I did not get the jury. It was a stalking case, and one of the questions that the defense attorney asked was if any of us had ever experienced stalking, or anything like it. Two other jurors had difficulties with boyfriends who didn't take, "It's over" well, and I related my experiences with death threats, harassing phone calls to me, obscene phone calls to my kids, back in the 1990s from some political activists. I suspect that this is what knocked me off the jury.
I was a bit surprised (and the jury commissioner was obviously disappointed) at how few of those summoned to jury duty actually showed up. Weather was bad, but still.
My impression of Judge Roger Cockerille was pretty positive.

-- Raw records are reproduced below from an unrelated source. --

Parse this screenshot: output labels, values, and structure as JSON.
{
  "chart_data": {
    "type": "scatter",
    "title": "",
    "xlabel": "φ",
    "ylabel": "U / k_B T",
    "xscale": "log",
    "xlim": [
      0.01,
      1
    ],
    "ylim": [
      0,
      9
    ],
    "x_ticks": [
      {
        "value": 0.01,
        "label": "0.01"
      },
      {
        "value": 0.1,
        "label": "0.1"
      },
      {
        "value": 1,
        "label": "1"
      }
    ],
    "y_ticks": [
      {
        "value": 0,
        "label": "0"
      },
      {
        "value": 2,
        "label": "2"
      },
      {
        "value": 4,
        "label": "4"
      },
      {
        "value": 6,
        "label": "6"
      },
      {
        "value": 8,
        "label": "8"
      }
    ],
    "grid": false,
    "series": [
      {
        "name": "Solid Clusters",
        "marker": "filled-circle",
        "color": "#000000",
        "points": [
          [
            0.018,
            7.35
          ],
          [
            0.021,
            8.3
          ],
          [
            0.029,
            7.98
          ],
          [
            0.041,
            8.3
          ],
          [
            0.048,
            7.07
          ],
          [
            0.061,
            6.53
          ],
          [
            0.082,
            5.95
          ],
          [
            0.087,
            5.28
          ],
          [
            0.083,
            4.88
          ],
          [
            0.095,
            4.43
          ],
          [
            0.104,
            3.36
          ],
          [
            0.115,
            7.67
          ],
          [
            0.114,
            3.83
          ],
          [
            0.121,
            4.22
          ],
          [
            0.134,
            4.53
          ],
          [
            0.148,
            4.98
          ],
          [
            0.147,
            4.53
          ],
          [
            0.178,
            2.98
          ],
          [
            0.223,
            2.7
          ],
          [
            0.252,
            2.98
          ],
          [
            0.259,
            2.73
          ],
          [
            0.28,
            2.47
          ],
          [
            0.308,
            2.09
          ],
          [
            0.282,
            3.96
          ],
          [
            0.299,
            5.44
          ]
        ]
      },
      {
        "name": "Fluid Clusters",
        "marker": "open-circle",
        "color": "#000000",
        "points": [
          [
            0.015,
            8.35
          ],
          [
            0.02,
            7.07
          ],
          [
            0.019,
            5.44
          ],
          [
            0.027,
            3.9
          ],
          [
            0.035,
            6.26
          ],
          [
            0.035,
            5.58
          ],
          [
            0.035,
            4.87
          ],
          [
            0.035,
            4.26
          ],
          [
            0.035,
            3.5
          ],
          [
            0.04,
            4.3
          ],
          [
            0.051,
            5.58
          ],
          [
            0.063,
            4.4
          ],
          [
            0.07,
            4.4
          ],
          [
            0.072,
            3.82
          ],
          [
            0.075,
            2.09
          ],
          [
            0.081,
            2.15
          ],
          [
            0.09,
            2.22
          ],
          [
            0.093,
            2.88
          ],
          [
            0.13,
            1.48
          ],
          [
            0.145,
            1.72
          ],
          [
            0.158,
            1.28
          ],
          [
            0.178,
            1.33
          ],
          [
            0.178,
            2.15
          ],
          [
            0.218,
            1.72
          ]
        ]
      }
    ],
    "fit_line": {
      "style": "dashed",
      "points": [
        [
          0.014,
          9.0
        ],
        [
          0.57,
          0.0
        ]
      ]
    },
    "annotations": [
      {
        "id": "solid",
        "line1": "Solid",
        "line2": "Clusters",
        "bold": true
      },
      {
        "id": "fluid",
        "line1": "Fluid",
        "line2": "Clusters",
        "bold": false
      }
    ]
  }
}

He gave the prosecutor and defense attorney considerable leeway to ask questions during voir dire, but he was also prepared to get them to move forward towards a conclusion on questioning, and handled the only objection (by the prosecutor) in what seemed a fair manner.
This being a very small county--and most of the jury pool who showed up being from the area near where the stalking incidents were alleged to have happened--there were a lot of people who were bumped because they knew one of the victims well. One member of the jury had roomed with one of the victims; another had employed him some years ago, and was friends with one of the witnesses. I think there were some ties between members of the pool and this victim. As Judge Cockerille pointed out, in a county this small, if you exclude everyone who even slightly knew either party, you would have a hard time making up a jury.
When the question was asked about previous contacts with the judicial system, I began to wonder if perhaps a DUI conviction was a requirement to live in Boise County! Admittedly, this is a very common crime in America.
UPDATE: Almost forgot: a herd of elk crossed the highway in front of me on my way out of Idaho City.